10. Folate – Produces and maintains DNA and cells, makes red blood cells and prevents anaemia.
11. Calcium – Good for strengthening bones, improving nerve function, muscle health and blood clotting.
12. Iron – Produces red blood cells, supports muscle health and the immune system.
13. Magnesium – Helps convert food to energy, promotes cell repair, bone and muscle strength and temperature regulation.
14. Zinc – Helps maintain a healthy immune system and helps break down protein, fat and carbohydrates.
3. How common medications can affect vitamin absorption
That aspirin might be helping your headaches, but it might also be dragging down your vitamin levels.
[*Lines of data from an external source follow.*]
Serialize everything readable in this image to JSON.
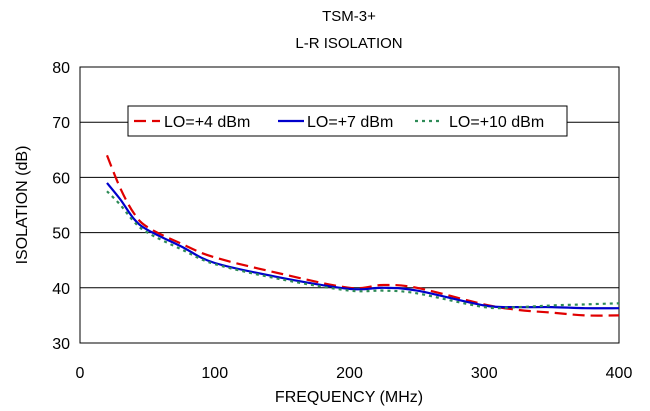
{
  "chart_data": {
    "type": "line",
    "title": "TSM-3+",
    "subtitle": "L-R ISOLATION",
    "xlabel": "FREQUENCY (MHz)",
    "ylabel": "ISOLATION (dB)",
    "xlim": [
      0,
      400
    ],
    "ylim": [
      30,
      80
    ],
    "xticks": [
      0,
      100,
      200,
      300,
      400
    ],
    "yticks": [
      30,
      40,
      50,
      60,
      70,
      80
    ],
    "grid": "horizontal",
    "legend": "top-center",
    "series": [
      {
        "name": "LO=+4 dBm",
        "color": "#e00000",
        "dash": "dashed",
        "x": [
          20,
          30,
          40,
          50,
          75,
          100,
          150,
          200,
          225,
          250,
          300,
          325,
          350,
          375,
          400
        ],
        "y": [
          64,
          58,
          53.5,
          51,
          48,
          45.5,
          42.5,
          40,
          40.5,
          40,
          37,
          36,
          35.5,
          35,
          35
        ]
      },
      {
        "name": "LO=+7 dBm",
        "color": "#0000cc",
        "dash": "solid",
        "x": [
          20,
          30,
          40,
          50,
          75,
          100,
          150,
          200,
          225,
          250,
          300,
          325,
          350,
          375,
          400
        ],
        "y": [
          59,
          56,
          52.5,
          50.5,
          47.5,
          44.5,
          41.8,
          39.8,
          40,
          39.5,
          36.8,
          36.5,
          36.5,
          36.3,
          36.3
        ]
      },
      {
        "name": "LO=+10 dBm",
        "color": "#2e8b57",
        "dash": "dotted",
        "x": [
          20,
          30,
          40,
          50,
          75,
          100,
          150,
          200,
          225,
          250,
          300,
          325,
          350,
          375,
          400
        ],
        "y": [
          57.5,
          55,
          52,
          50,
          47,
          44.3,
          41.5,
          39.5,
          39.5,
          39,
          36.5,
          36.5,
          36.8,
          37,
          37.2
        ]
      }
    ]
  }
}
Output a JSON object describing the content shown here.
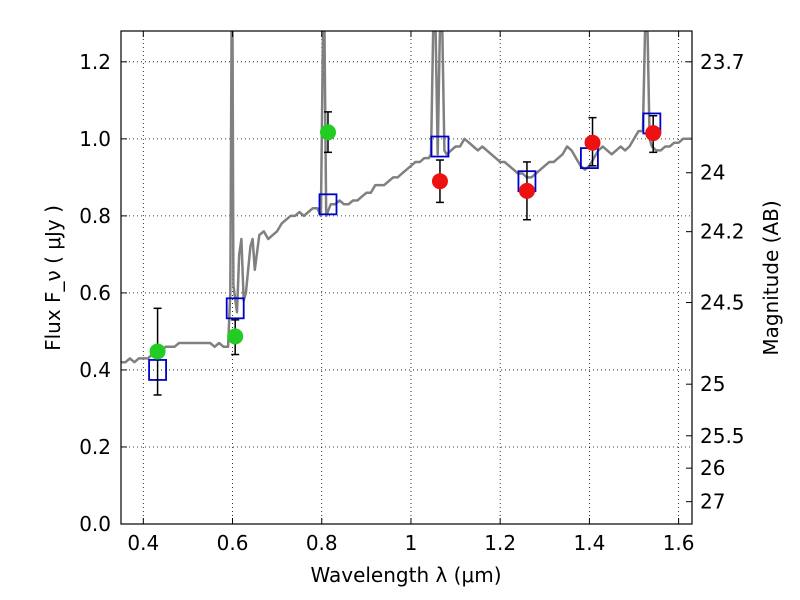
{
  "chart_data": {
    "type": "scatter",
    "xlabel": "Wavelength  λ (μm)",
    "ylabel": "Flux  F_ν  ( μJy )",
    "ylabel_right": "Magnitude (AB)",
    "xlim": [
      0.35,
      1.63
    ],
    "ylim": [
      0.0,
      1.28
    ],
    "grid": true,
    "x_ticks": [
      {
        "value": 0.4,
        "label": "0.4"
      },
      {
        "value": 0.6,
        "label": "0.6"
      },
      {
        "value": 0.8,
        "label": "0.8"
      },
      {
        "value": 1.0,
        "label": "1"
      },
      {
        "value": 1.2,
        "label": "1.2"
      },
      {
        "value": 1.4,
        "label": "1.4"
      },
      {
        "value": 1.6,
        "label": "1.6"
      }
    ],
    "y_ticks": [
      {
        "value": 0.0,
        "label": "0.0"
      },
      {
        "value": 0.2,
        "label": "0.2"
      },
      {
        "value": 0.4,
        "label": "0.4"
      },
      {
        "value": 0.6,
        "label": "0.6"
      },
      {
        "value": 0.8,
        "label": "0.8"
      },
      {
        "value": 1.0,
        "label": "1.0"
      },
      {
        "value": 1.2,
        "label": "1.2"
      }
    ],
    "right_ticks": [
      {
        "label": "23.7",
        "flux": 1.2
      },
      {
        "label": "24",
        "flux": 0.912
      },
      {
        "label": "24.2",
        "flux": 0.759
      },
      {
        "label": "24.5",
        "flux": 0.575
      },
      {
        "label": "25",
        "flux": 0.363
      },
      {
        "label": "25.5",
        "flux": 0.229
      },
      {
        "label": "26",
        "flux": 0.145
      },
      {
        "label": "27",
        "flux": 0.058
      }
    ],
    "series": [
      {
        "kind": "line",
        "color": "#808080",
        "points": [
          [
            0.35,
            0.42
          ],
          [
            0.36,
            0.42
          ],
          [
            0.37,
            0.43
          ],
          [
            0.38,
            0.42
          ],
          [
            0.39,
            0.43
          ],
          [
            0.4,
            0.43
          ],
          [
            0.41,
            0.43
          ],
          [
            0.42,
            0.44
          ],
          [
            0.43,
            0.45
          ],
          [
            0.44,
            0.45
          ],
          [
            0.45,
            0.46
          ],
          [
            0.46,
            0.46
          ],
          [
            0.47,
            0.46
          ],
          [
            0.48,
            0.47
          ],
          [
            0.49,
            0.47
          ],
          [
            0.5,
            0.47
          ],
          [
            0.51,
            0.47
          ],
          [
            0.52,
            0.47
          ],
          [
            0.53,
            0.47
          ],
          [
            0.54,
            0.47
          ],
          [
            0.55,
            0.47
          ],
          [
            0.56,
            0.46
          ],
          [
            0.57,
            0.47
          ],
          [
            0.58,
            0.46
          ],
          [
            0.59,
            0.46
          ],
          [
            0.595,
            0.6
          ],
          [
            0.598,
            1.3
          ],
          [
            0.6,
            1.3
          ],
          [
            0.602,
            0.62
          ],
          [
            0.61,
            0.55
          ],
          [
            0.615,
            0.7
          ],
          [
            0.62,
            0.74
          ],
          [
            0.625,
            0.58
          ],
          [
            0.63,
            0.6
          ],
          [
            0.64,
            0.72
          ],
          [
            0.645,
            0.74
          ],
          [
            0.65,
            0.66
          ],
          [
            0.66,
            0.75
          ],
          [
            0.67,
            0.76
          ],
          [
            0.68,
            0.74
          ],
          [
            0.69,
            0.75
          ],
          [
            0.7,
            0.76
          ],
          [
            0.71,
            0.78
          ],
          [
            0.72,
            0.79
          ],
          [
            0.73,
            0.8
          ],
          [
            0.74,
            0.8
          ],
          [
            0.75,
            0.81
          ],
          [
            0.76,
            0.8
          ],
          [
            0.77,
            0.81
          ],
          [
            0.78,
            0.82
          ],
          [
            0.79,
            0.82
          ],
          [
            0.798,
            0.8
          ],
          [
            0.803,
            1.3
          ],
          [
            0.806,
            1.3
          ],
          [
            0.81,
            0.8
          ],
          [
            0.82,
            0.83
          ],
          [
            0.83,
            0.83
          ],
          [
            0.84,
            0.84
          ],
          [
            0.85,
            0.83
          ],
          [
            0.86,
            0.83
          ],
          [
            0.87,
            0.84
          ],
          [
            0.88,
            0.84
          ],
          [
            0.89,
            0.85
          ],
          [
            0.9,
            0.86
          ],
          [
            0.91,
            0.86
          ],
          [
            0.92,
            0.88
          ],
          [
            0.93,
            0.88
          ],
          [
            0.94,
            0.88
          ],
          [
            0.95,
            0.89
          ],
          [
            0.96,
            0.9
          ],
          [
            0.97,
            0.9
          ],
          [
            0.98,
            0.91
          ],
          [
            0.99,
            0.92
          ],
          [
            1.0,
            0.93
          ],
          [
            1.01,
            0.94
          ],
          [
            1.02,
            0.94
          ],
          [
            1.03,
            0.95
          ],
          [
            1.04,
            0.95
          ],
          [
            1.045,
            0.96
          ],
          [
            1.05,
            1.3
          ],
          [
            1.055,
            1.3
          ],
          [
            1.06,
            0.96
          ],
          [
            1.065,
            1.3
          ],
          [
            1.07,
            1.3
          ],
          [
            1.075,
            0.97
          ],
          [
            1.08,
            0.96
          ],
          [
            1.09,
            0.97
          ],
          [
            1.1,
            0.98
          ],
          [
            1.11,
            0.98
          ],
          [
            1.12,
            1.0
          ],
          [
            1.13,
            0.99
          ],
          [
            1.14,
            0.98
          ],
          [
            1.15,
            0.97
          ],
          [
            1.16,
            0.98
          ],
          [
            1.17,
            0.97
          ],
          [
            1.18,
            0.96
          ],
          [
            1.19,
            0.95
          ],
          [
            1.2,
            0.94
          ],
          [
            1.21,
            0.94
          ],
          [
            1.22,
            0.93
          ],
          [
            1.23,
            0.92
          ],
          [
            1.24,
            0.91
          ],
          [
            1.25,
            0.91
          ],
          [
            1.26,
            0.9
          ],
          [
            1.27,
            0.9
          ],
          [
            1.28,
            0.91
          ],
          [
            1.29,
            0.92
          ],
          [
            1.3,
            0.93
          ],
          [
            1.31,
            0.94
          ],
          [
            1.32,
            0.94
          ],
          [
            1.33,
            0.95
          ],
          [
            1.34,
            0.96
          ],
          [
            1.35,
            0.98
          ],
          [
            1.36,
            0.97
          ],
          [
            1.37,
            0.95
          ],
          [
            1.38,
            0.93
          ],
          [
            1.39,
            0.92
          ],
          [
            1.4,
            0.93
          ],
          [
            1.41,
            0.95
          ],
          [
            1.42,
            0.97
          ],
          [
            1.43,
            0.98
          ],
          [
            1.44,
            0.97
          ],
          [
            1.45,
            0.96
          ],
          [
            1.46,
            0.97
          ],
          [
            1.47,
            0.98
          ],
          [
            1.48,
            0.97
          ],
          [
            1.49,
            0.98
          ],
          [
            1.5,
            1.0
          ],
          [
            1.51,
            1.02
          ],
          [
            1.52,
            1.02
          ],
          [
            1.525,
            1.3
          ],
          [
            1.53,
            1.3
          ],
          [
            1.535,
            1.0
          ],
          [
            1.54,
            0.98
          ],
          [
            1.55,
            0.97
          ],
          [
            1.56,
            0.97
          ],
          [
            1.57,
            0.98
          ],
          [
            1.58,
            0.98
          ],
          [
            1.59,
            0.99
          ],
          [
            1.6,
            0.99
          ],
          [
            1.61,
            1.0
          ],
          [
            1.62,
            1.0
          ],
          [
            1.63,
            1.0
          ]
        ]
      },
      {
        "kind": "open-squares",
        "color": "#0000cc",
        "points": [
          [
            0.432,
            0.4
          ],
          [
            0.606,
            0.56
          ],
          [
            0.814,
            0.83
          ],
          [
            1.065,
            0.98
          ],
          [
            1.26,
            0.89
          ],
          [
            1.4,
            0.95
          ],
          [
            1.54,
            1.04
          ]
        ]
      },
      {
        "kind": "filled-circles",
        "color": "#22cc22",
        "points": [
          {
            "x": 0.432,
            "y": 0.448,
            "lo": 0.335,
            "hi": 0.56
          },
          {
            "x": 0.606,
            "y": 0.487,
            "lo": 0.44,
            "hi": 0.53
          },
          {
            "x": 0.814,
            "y": 1.017,
            "lo": 0.965,
            "hi": 1.07
          }
        ]
      },
      {
        "kind": "filled-circles",
        "color": "#ee1111",
        "points": [
          {
            "x": 1.065,
            "y": 0.89,
            "lo": 0.835,
            "hi": 0.945
          },
          {
            "x": 1.26,
            "y": 0.865,
            "lo": 0.79,
            "hi": 0.94
          },
          {
            "x": 1.407,
            "y": 0.99,
            "lo": 0.93,
            "hi": 1.055
          },
          {
            "x": 1.543,
            "y": 1.015,
            "lo": 0.965,
            "hi": 1.06
          }
        ]
      }
    ]
  }
}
Here are six common drugs that can affect absorption.
1. Aspirin – Causes a decrease in calcium levels and the amount of vitamins A, B and C.
2. Antibiotics – Reduce the amount of magnesium, calcium, iron and B vitamins.
3. Diuretics – Reduce the amount of potassium, magnesium zinc and B vitamins.
4. Laxatives – Reduce the absorption of vitamins A, E and D.
5. Blood thinners – Can’t be combined with vitamin K or E.
6. Cholesterol-lowering medications – Can’t be combined with vitamin A.
4. Which vitamins to combine for the best effect
If you’re taking supplements to boost your vitamin levels, it can be helpful to combine them with other minerals, which can increase their effectiveness and absorption.
1. Vitamin A – Best used with vitamins B, D and E, phosphorous, calcium and zinc.
2. B vitamins – Best used with vitamin C.
3. Vitamin C – Best used with calcium and magnesium.
4. Iron – Best used with vitamin C.
5. Vitamin D – Best used with calcium, phosphorous and vitamins A and C.
6. Calcium – Can’t be used with multivitamins containing iron.
5. Best food sources of vitamins and minerals
You don’t need supplements to get your recommended intake of vitamins. Here are eight vitamins you can get simply by adding certain foods to your diet.
1. Vitamin A – Milk, cheese, some fish and liver.
2. Vitamin B1 – Liver, yeast, egg yolk, cereal, red meat, nuts and wheat germ.
3. Vitamin B2 – Milk, liver, yeast, cheese, leafy greens and fish.
4. Vitamin B6 – Lentils, fish, legumes, nuts, bran, meat, banana and potatoes.
5. Vitamin B12 – Milk, cheese, eggs, yoghurt, meat, fish, poultry and tofu.
6. Vitamin C – Citrus fruits, leafy greens, kiwi fruit, strawberries, mangoes, capsicum, tomato, brussels sprouts and broccoli.
7. Vitamin D – Milk, soy and rice beverages, some fish, eggs, liver and fish liver oil.
8. Vitamin E – Vegetable oils, avocado, leafy greens, wheat germ, some nuts, sunflower seeds and peanut butter.
9. Vitamin K – Broccoli, soybeans and leafy greens.
10. Folate – Asparagus, cooked spinach, cos lettuce, beetroot, broccoli, corn, green peas, oranges, bread, lentils, seeds, liver and wheat germ.
11. Calcium – Milk, cheese, butter, yoghurt and leafy greens.
12. Iron – Lean red meat, oily fish, egg yolks, leafy greens, nuts, grains and wheat germ.
13. Magnesium – Leafy greens, grains and nuts.
14. Zinc – Meat, shellfish, milk, brown rice and grains.